- Born: December 12, 1918 Emmetsburg, Iowa
- Died: December 28, 1970 (aged 52)
- Education: Rockford College Case Western Reserve University
- Scientific career
- Workplaces: Washington University in St. Louis Columbia University Johns Hopkins University Mayo Graduate School

= Sarah Luse =

Neuropathologist (1918–1970)

Sarah Luse (December 12, 1918 – December 28, 1970) was an American physician who was a professor of anatomy at Columbia University. Her research considered the development of imaging techniques to better understand the nervous system, with a focus on electron microscopy.

== Early life and education ==
Luse was born in Emmetsburg, Iowa. She grew up working on a farm, where she was responsible for looking after animals and operating farm machinery. She attended Rockford College and graduated in 1940. After graduating, she worked as a technician in Mayo Clinic Hospital (Rochester). She was responsible for interpreting electroencephalograms. In 1945, she moved to Case Western Reserve University, where she oversaw electroencephalography. She was awarded the George W. Crile scholarship and made a doctor of medicine in 1949. Luse interned in Johns Hopkins University, and returned to Ohio as a medical resident. She held a residency at the Mayo Graduate School, and, in 1953, was made first assistant in neuropathology.

== Research and career ==
Luse joined Washington University School of Medicine as an American Cancer Society Fellow. She held various positions, including being Professor of Pathology. In 1964 she was made Head of the Department of Anatomy, and was the first women to hold such a position. She moved to Columbia University as Professor of Anatomy in 1967.

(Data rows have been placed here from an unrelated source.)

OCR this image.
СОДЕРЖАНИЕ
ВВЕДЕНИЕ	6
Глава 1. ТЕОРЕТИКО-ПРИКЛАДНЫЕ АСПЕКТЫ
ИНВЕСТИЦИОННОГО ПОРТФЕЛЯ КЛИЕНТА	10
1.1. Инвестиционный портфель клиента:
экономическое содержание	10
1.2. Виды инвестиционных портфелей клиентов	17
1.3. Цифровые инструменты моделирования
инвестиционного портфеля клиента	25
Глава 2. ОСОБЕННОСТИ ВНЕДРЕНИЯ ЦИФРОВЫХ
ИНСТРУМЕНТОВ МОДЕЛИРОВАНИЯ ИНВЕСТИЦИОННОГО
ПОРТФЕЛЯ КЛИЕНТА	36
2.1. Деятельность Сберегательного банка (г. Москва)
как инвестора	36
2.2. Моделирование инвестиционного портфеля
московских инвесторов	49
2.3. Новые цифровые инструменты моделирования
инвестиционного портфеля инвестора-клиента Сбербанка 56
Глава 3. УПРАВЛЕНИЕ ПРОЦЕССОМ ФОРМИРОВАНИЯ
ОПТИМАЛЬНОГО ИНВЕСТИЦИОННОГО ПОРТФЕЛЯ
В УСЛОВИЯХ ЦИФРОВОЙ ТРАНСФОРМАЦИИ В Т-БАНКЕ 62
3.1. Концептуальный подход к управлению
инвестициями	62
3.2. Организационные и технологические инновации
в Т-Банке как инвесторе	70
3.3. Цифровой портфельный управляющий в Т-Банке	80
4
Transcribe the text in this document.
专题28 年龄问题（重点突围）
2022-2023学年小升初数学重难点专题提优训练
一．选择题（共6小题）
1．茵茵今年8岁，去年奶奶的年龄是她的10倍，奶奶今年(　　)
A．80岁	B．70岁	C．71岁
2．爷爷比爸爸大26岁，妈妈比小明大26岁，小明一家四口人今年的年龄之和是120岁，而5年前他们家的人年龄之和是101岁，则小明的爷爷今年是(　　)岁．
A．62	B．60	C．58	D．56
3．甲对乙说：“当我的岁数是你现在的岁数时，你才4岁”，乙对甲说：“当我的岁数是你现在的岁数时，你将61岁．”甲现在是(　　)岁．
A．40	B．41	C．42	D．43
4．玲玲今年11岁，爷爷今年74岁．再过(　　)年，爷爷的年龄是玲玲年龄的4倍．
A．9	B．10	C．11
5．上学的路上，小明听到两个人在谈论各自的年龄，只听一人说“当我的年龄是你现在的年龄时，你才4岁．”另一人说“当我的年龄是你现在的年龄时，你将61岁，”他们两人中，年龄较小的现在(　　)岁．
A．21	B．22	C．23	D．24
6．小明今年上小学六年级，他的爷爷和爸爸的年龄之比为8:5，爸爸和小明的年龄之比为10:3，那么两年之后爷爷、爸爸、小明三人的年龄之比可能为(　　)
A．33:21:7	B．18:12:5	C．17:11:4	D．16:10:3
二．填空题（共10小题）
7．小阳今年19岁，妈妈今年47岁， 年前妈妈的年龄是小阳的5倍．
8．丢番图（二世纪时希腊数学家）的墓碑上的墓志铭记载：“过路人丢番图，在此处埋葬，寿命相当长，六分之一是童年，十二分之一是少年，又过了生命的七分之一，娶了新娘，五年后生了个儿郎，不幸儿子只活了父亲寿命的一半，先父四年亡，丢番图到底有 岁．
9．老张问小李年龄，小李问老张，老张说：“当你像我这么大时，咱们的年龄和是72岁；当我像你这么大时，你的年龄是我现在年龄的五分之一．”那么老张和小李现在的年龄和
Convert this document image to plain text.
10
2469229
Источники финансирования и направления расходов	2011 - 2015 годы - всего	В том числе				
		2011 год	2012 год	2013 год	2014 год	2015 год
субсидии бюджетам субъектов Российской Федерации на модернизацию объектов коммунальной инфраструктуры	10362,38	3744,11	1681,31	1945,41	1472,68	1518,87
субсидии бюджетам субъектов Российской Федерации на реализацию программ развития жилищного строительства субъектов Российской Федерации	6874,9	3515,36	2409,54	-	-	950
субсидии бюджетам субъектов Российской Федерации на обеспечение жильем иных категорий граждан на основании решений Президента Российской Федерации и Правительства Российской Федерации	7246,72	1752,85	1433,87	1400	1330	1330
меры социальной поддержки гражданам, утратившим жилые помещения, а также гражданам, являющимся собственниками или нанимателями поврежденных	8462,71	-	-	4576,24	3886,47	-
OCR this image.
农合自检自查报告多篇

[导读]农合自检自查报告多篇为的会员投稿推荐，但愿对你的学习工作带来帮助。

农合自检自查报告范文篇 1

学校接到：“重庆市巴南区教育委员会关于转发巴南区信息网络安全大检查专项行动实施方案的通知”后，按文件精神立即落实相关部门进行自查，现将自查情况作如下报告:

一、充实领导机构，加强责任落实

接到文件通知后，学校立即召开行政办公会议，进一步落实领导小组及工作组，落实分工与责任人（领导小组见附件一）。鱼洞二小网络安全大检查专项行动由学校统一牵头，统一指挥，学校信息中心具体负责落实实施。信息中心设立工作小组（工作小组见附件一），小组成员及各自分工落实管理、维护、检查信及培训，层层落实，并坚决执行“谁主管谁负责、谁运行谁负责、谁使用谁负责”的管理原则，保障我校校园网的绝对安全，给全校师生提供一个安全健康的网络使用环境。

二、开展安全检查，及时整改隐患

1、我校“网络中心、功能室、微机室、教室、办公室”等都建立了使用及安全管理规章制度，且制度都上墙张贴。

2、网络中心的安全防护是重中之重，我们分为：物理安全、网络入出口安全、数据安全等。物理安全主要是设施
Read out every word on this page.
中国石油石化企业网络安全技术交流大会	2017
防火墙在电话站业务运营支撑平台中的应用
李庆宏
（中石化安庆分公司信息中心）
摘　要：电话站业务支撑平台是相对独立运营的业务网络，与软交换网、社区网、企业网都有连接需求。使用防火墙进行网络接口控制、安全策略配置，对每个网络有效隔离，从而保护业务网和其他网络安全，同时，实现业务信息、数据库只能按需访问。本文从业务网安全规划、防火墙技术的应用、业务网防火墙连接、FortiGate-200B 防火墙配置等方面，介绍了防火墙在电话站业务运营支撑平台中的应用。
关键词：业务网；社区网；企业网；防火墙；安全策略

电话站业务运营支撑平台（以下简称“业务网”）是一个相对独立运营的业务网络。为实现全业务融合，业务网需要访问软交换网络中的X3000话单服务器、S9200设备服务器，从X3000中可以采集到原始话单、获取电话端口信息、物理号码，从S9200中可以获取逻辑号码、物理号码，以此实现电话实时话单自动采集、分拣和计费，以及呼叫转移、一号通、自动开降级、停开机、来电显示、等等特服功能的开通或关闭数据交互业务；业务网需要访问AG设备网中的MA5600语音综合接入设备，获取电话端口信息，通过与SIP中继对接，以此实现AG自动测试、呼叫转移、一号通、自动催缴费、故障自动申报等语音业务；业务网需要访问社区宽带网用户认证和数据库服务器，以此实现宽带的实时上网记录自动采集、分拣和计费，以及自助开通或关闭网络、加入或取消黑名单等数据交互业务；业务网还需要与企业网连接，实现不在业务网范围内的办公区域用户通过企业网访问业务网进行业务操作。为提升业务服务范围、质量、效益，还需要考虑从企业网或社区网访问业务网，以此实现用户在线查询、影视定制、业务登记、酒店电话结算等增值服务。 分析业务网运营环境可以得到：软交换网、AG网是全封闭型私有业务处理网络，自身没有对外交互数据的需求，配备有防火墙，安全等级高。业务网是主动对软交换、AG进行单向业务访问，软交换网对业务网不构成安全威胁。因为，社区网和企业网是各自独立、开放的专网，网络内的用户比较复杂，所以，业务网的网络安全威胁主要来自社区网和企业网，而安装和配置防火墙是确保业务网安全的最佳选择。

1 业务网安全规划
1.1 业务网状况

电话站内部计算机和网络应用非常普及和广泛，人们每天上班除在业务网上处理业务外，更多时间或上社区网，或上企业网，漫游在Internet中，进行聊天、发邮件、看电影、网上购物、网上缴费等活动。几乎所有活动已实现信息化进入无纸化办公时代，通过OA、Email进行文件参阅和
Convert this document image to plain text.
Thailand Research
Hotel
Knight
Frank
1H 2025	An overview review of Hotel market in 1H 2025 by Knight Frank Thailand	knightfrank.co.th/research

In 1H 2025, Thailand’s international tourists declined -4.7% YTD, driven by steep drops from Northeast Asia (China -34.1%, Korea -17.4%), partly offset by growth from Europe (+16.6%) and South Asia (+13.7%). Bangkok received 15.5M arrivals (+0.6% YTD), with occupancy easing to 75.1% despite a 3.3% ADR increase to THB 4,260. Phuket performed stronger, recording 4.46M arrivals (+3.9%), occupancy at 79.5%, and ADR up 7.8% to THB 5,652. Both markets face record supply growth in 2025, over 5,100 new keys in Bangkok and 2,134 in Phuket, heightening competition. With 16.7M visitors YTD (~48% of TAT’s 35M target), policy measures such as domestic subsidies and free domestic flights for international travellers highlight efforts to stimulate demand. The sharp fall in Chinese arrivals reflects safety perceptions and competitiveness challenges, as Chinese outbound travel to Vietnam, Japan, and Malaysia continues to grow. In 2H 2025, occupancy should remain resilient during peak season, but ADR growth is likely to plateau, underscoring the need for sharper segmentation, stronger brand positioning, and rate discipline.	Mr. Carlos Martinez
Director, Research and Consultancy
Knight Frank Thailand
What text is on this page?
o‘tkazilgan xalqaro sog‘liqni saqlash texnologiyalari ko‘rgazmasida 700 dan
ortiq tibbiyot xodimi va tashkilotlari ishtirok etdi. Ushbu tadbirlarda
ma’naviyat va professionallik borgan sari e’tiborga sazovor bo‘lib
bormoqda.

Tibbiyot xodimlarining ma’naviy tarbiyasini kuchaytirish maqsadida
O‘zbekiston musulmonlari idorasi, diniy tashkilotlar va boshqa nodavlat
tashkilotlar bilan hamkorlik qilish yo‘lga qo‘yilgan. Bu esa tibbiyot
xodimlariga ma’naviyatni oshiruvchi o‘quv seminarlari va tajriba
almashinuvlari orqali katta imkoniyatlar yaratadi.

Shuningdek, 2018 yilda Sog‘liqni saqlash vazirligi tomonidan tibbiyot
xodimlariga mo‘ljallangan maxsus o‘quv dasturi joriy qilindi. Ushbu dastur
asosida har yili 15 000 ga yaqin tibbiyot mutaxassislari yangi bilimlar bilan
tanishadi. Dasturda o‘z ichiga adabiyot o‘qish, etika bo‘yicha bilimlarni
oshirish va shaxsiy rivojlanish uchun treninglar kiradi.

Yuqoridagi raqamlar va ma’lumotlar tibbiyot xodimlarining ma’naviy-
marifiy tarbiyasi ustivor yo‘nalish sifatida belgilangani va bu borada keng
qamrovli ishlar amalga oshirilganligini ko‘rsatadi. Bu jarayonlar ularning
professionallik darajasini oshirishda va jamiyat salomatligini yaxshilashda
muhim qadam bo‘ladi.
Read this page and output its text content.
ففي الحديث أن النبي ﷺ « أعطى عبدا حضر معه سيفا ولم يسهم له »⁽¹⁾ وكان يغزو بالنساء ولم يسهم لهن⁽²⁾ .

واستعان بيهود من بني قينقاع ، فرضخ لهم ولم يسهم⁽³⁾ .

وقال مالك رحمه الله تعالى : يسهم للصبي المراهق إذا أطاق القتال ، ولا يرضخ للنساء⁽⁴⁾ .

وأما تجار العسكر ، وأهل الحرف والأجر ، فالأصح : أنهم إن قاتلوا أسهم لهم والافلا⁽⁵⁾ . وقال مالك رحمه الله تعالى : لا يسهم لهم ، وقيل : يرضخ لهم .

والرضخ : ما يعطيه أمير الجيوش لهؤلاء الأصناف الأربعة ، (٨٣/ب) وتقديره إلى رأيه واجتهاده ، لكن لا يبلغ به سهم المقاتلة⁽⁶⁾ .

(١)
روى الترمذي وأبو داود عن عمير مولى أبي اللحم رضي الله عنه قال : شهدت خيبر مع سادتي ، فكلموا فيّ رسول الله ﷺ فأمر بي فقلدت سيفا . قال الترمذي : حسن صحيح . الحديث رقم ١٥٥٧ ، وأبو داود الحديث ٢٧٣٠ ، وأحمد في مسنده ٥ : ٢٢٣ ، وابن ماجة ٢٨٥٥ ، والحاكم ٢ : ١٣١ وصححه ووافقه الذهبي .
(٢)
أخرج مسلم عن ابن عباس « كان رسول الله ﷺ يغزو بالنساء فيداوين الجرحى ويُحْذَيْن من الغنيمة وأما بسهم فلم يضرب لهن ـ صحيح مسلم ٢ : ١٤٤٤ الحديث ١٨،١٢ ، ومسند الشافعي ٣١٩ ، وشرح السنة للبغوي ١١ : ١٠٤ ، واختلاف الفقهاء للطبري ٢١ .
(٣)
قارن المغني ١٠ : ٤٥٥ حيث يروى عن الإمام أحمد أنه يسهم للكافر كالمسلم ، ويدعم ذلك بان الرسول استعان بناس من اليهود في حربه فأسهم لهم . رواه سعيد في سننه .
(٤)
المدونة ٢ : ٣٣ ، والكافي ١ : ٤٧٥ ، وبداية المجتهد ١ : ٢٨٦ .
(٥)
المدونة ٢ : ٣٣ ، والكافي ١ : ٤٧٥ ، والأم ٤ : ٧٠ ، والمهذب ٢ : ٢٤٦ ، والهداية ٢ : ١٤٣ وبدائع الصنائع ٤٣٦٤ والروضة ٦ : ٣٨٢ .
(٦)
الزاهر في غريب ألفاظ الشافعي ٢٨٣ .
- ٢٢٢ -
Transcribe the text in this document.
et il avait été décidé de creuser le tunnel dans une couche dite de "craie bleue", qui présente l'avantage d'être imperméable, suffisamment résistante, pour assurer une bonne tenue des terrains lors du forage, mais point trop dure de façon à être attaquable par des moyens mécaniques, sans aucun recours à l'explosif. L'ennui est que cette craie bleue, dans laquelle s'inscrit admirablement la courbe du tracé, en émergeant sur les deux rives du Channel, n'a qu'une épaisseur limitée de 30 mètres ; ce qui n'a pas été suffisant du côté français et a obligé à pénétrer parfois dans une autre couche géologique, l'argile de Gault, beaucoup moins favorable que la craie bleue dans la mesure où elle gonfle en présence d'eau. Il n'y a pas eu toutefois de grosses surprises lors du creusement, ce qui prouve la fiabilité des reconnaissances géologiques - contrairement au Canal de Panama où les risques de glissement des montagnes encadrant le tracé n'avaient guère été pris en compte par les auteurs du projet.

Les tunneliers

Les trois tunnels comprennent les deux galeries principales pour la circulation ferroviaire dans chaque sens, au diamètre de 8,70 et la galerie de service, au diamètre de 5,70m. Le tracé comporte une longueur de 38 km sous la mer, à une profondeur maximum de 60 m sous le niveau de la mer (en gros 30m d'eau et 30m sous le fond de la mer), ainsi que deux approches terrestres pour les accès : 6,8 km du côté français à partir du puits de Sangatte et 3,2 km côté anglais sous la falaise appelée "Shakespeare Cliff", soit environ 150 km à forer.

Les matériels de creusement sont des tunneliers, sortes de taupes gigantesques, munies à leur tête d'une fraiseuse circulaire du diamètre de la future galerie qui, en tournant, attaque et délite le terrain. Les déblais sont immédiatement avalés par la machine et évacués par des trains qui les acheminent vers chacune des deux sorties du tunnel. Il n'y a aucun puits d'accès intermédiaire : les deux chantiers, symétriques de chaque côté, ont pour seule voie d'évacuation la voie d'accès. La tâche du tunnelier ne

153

Luse's research made use of electron microscopy to better understand the nervous system. She studied tumors in the adrenal cortex, diseases that cause demyelination and the processes which result in the formation of myelin. She showed that multiple sclerosis causes damage on neurons.

In 1959, Luse joined the Armed Forces Institute of Pathology, where she applied electroencephalography to understand the impact of barometric pressures in aviation medicine.

== Personal life ==
In 1970, Luse died unexpectedly of myocarditis in a hotel in San Francisco.